I thought it interesting that they completely left out Christianity in a modern form, when the Christian influence in several of the smaller traditions was specifically cited as tie-ins to the Atlantis mythology. (An example is the Abyss as Hell; it’s the distance that sin puts between the Fallen man and the Supernal God.) Maybe this was the authors not wanting to rile up the moral guardians? Not wanting to look like they were pushing evangelical Christianity on an audience that wouldn’t appreciate it? (For that matter, you could use the same sort of fanwanking to tie Scientology into this system, too. Xenu is obviously a stand-in for the Exarchs who forced human to live in their non-Supernal state. And paradox is made of thetans!)

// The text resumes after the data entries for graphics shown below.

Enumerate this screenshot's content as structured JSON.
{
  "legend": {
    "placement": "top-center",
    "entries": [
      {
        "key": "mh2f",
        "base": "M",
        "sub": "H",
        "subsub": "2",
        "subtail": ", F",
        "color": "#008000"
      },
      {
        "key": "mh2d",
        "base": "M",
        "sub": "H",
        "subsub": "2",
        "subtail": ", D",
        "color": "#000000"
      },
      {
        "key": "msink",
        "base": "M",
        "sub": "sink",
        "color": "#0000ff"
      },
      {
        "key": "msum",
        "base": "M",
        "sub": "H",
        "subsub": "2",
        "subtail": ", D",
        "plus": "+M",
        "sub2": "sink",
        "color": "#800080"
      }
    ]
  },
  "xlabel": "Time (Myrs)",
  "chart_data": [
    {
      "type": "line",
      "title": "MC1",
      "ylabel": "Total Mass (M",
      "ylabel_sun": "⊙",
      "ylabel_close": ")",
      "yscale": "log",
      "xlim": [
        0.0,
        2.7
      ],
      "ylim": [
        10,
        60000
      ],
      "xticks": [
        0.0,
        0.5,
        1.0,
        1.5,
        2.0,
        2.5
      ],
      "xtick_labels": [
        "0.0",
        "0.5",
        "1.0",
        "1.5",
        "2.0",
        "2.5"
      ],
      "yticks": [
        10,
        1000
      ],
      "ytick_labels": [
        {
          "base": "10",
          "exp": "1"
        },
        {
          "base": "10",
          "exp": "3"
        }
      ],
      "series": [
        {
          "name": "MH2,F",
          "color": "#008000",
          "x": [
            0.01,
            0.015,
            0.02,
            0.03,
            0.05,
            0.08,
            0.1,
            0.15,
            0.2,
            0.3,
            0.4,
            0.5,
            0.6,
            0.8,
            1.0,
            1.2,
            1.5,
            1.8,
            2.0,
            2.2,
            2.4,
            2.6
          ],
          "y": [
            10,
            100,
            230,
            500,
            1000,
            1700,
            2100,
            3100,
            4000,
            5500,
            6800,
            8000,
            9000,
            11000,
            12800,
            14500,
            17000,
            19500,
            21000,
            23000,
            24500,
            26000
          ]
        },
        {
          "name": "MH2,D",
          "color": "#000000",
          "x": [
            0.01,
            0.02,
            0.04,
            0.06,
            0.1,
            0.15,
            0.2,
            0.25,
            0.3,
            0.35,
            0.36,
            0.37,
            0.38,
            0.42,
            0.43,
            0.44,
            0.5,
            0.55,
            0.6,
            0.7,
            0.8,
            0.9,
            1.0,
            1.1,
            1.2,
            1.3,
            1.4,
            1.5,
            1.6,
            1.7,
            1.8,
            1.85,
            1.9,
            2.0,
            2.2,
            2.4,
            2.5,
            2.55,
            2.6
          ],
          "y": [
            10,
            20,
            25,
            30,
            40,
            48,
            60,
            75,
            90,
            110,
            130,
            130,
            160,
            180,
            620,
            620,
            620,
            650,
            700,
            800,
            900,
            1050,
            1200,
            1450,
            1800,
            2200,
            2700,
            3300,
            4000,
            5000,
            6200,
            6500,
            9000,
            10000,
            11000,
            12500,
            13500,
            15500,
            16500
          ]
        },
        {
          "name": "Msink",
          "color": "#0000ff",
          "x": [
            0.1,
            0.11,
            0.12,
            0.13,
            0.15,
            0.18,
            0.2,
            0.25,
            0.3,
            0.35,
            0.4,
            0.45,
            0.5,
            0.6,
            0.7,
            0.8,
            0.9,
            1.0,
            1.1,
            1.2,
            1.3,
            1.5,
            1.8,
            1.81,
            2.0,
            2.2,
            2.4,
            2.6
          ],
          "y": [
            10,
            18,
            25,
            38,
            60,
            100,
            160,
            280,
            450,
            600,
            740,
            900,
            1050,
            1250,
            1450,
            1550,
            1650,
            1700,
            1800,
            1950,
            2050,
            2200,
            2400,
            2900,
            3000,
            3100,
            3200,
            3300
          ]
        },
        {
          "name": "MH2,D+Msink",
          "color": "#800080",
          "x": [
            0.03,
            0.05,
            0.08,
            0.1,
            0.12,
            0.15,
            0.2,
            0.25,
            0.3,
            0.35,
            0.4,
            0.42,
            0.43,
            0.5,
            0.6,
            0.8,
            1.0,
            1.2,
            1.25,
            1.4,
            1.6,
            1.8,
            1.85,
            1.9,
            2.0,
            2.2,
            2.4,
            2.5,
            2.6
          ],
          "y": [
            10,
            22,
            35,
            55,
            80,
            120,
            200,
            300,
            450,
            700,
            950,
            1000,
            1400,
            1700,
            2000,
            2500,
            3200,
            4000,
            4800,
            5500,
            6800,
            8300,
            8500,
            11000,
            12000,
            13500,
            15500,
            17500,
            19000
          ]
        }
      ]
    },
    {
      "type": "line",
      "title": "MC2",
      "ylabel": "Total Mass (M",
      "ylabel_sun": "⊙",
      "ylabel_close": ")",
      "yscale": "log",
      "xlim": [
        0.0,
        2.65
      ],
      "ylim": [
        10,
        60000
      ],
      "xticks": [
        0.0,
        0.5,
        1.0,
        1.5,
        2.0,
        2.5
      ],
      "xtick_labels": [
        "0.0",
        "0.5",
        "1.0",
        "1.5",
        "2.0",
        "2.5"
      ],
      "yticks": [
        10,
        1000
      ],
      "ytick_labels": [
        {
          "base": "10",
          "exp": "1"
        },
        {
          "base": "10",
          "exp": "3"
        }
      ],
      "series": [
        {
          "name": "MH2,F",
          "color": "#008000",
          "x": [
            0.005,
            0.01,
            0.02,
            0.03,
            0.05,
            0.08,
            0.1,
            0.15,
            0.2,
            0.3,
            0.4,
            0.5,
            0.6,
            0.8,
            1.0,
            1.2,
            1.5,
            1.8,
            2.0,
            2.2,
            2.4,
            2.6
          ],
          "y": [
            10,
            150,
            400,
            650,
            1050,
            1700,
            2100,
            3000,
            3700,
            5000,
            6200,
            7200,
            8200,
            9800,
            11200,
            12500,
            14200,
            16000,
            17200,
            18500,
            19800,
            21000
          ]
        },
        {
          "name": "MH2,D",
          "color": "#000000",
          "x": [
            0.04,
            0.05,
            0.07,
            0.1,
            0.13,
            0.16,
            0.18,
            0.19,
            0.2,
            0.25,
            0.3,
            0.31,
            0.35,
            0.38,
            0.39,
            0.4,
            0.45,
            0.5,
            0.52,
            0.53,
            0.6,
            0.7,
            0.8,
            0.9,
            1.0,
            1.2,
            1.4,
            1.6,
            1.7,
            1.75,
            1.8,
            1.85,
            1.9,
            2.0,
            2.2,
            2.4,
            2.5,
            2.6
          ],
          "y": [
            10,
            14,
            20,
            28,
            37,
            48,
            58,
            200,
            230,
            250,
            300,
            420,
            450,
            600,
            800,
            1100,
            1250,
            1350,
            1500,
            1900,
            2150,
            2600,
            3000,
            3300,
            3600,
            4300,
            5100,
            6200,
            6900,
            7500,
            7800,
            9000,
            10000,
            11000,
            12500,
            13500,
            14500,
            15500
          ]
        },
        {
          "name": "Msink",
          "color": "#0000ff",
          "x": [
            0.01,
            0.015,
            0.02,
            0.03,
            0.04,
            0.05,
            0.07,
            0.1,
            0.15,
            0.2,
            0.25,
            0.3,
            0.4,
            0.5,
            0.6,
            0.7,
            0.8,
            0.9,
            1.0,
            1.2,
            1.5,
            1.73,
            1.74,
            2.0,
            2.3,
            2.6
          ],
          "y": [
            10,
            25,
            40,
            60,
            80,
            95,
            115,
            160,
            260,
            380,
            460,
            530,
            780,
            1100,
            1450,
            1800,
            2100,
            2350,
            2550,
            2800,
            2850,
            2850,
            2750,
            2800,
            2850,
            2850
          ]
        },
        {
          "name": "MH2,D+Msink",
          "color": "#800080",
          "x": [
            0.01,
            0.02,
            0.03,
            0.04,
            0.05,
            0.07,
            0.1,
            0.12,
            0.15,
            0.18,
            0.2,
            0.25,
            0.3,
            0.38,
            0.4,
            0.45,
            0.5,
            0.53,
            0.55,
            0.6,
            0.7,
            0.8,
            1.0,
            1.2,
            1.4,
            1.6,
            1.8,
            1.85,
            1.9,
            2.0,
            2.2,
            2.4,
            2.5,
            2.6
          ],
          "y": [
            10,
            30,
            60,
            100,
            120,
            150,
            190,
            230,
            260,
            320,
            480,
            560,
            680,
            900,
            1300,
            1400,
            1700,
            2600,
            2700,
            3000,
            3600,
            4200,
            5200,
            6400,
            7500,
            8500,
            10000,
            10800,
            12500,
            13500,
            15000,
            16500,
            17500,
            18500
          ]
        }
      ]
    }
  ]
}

Overall: Do you play Mage: The Awakening and want to tie in real-world magical traditions? Then this book is for you. If you don’t, it probably isn’t.
The first section gets a bit rambly, reiterating over and over that non-Atlantis magical traditions are just vague “pieces of the puzzle” of Atlantis, unless Atlantis wasn’t real and is just the best metaphor, unless all of the other traditions are just red herrings. I think I figured out something that annoys me about this series of books: They don’t really commit to anything. OWoD was perfectly happy to tell you something was definitive, only to tell you something else was definitive later and let you sort it out. NWoD won’t say anything definitive about anything! It’s all about Atlantis and everything must center on Atlantis…except Atlantis might not be real and the backstory might not have happened. Other stuff might have happened, but we won’t say anything about it. Uhh…make it up yourself!
Anyway, the meat of the book is the actual weaving of real-world traditions into the setting: Kabbalah, Taoism, Santeria, the Christian Templar cult, “New Age” Theosophy, Appalachian Hoodoo and psychedelic drug cults. The segments vary, but most of them give a bunch of history, then weave in how the mythology fits with Atlantis, how the magic system can sync up with the practices, and a bunch of story hooks and sample characters. Some of them are better than others—the drug cults section is definitely for that small but loyal player base who misses the Cult of Ecstasy members who used hallucinogens as foci; and the Santeria and Hoodoo sections remind me of essays attempting to suggest that not all Dreamspeakers had to be Native Americans.
I thought it interesting that they completely left out Christianity in a modern form, when the Christian influence in several of the smaller traditions was specifically cited as tie-ins to the Atlantis mythology. (An example is the Abyss as Hell; it’s the distance that sin puts between the Fallen man and the Supernal God.) Maybe this was the authors not wanting to rile up the moral guardians? Not wanting to look like they were pushing evangelical Christianity on an audience that wouldn’t appreciate it? (For that matter, you could use the same sort of fanwanking to tie Scientology into this system, too. Xenu is obviously a stand-in for the Exarchs who forced human to live in their non-Supernal state. And paradox is made of thetans!)
Overall: Do you play Mage: The Awakening and want to tie in real-world magical traditions? Then this book is for you. If you don’t, it probably isn’t.